Note that this is largely fixed because it refers to existing pieces of text. The .pgintro part is left out if the page does not have a pgintro chunk of text. The title and description are always present, however.

2018-12-09: Random Page Build Order

At times there may be more than one make running to try to rebuild EOU. For example, while the battery charge is high a make -k all may be run every hour.

In particular, the rebuild of each page has a lock around it. Two or more make processes may end up continually trying to make the same page next, with one of them being excluded by the lock after a timeout, and moving on. The multiple processes tend to stay in lockstep, and all that lock contention wastes time and reduces parallelism.

In general make tries to be reasonably dependable and consistent, and shaking that up is hard. A reasonable solution for my gmake on *nx is, given my list of main pages in a "simply expanded variable" PAGES:

PAGES := pageA.html pageB.html ... another.html

... and given that each page's build is independent of the others, then adding this line afterwards mixes things up:

PAGES := $(shell echo $(PAGES) | xargs -n1 | sort -R | xargs)

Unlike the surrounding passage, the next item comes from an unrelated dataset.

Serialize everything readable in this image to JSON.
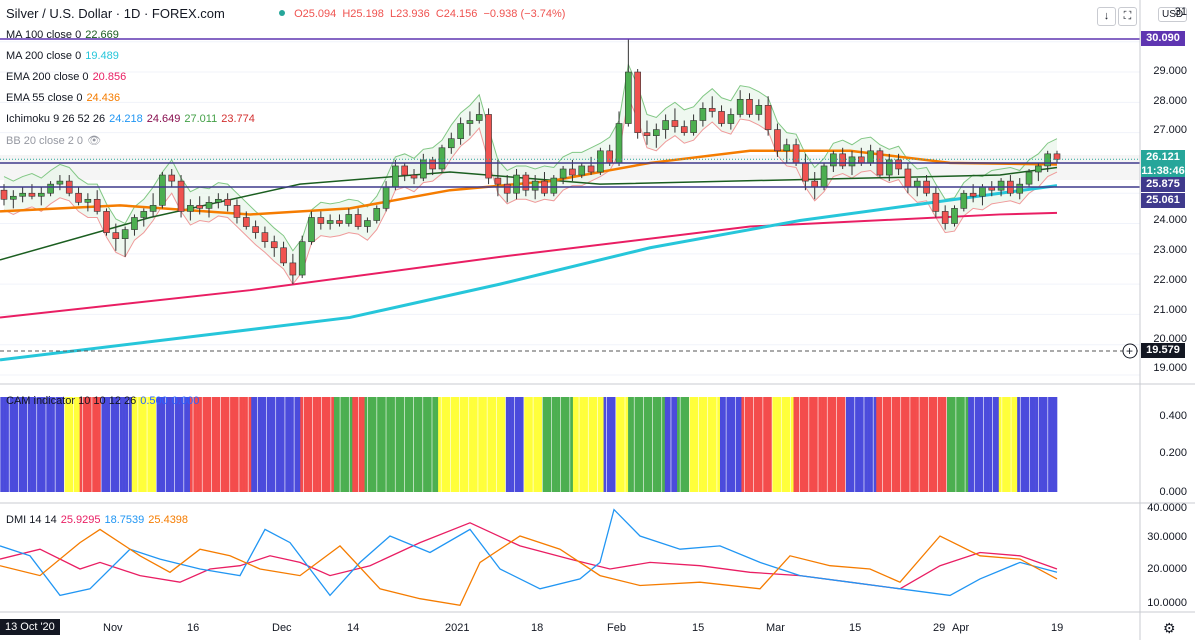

This works fine with independent make runs with or without -j to add parallelism.

The cost is a the execution of the shell command once per make invocation.

2018-12-07: IMG Test Cases

It's a day off for me today, so of course what I do before breakfast is add a couple of tricky unit test cases for IMG!

solar PV grid tie roof mounted power system on slate roof on outbuilding shed garage 1 DHD

Let joy be unconfined!

I am modifying IMG to be able to accept as src a (standard) thumbnail URL in my 'CMS' gallery.hd.org, at least for body images in the first instance.

This means that I need not copy, minify and check-in to the VCS (Version Control System, eg SVN) body images for EOU if they are already being hosted in the Gallery.

(This also means that the IMG tag remains valid HTML if not translated, even if it will be non-optimal in a number of ways.)

The appropriately scaled images will still be served from directly under /img/a/ rather than by the Gallery, and clicking the image will take the visitor through to the Gallery catalogue page.

Which means that I can drop almost any still raster image in, on whim!

2018-12-02: IMG Helps

The IMG tag is helping me to spruce up existing pages, eg in adding new images to them. Even if I never take AMP pages live, the mechanism is useful. It helps to only need src and class attributes. It is proving helpful to be able to manually set alt sometimes.

So, for example, On Greening Christmas had its rather poor lone image improved and a new one added, and that second image was also added to Low Carbon Family Holidays. I automatically get smaller lower-weight versions for the mobile pages, along with really-low-weight Save-Data versions, and a link back to the source image if too large to be used directly, so possibly containing other information of interest to the visitor. What's not to like?

2018-12-01: Atom Feeds

I freed up a little space on the CRP (Critical Rendering Path) for the home pages (desktop and mobile) and so inserted a header link to the basic Atom site feed. My Firefox "Brief" plugin picks that up and shows a feed button in the URL bar, and I am hoping that other browsers give similar signals.

Soon I shall drop both the RSS/Atom and G+ 'social media' buttons for each page, and so keeping the feed on the home page in this way may be useful.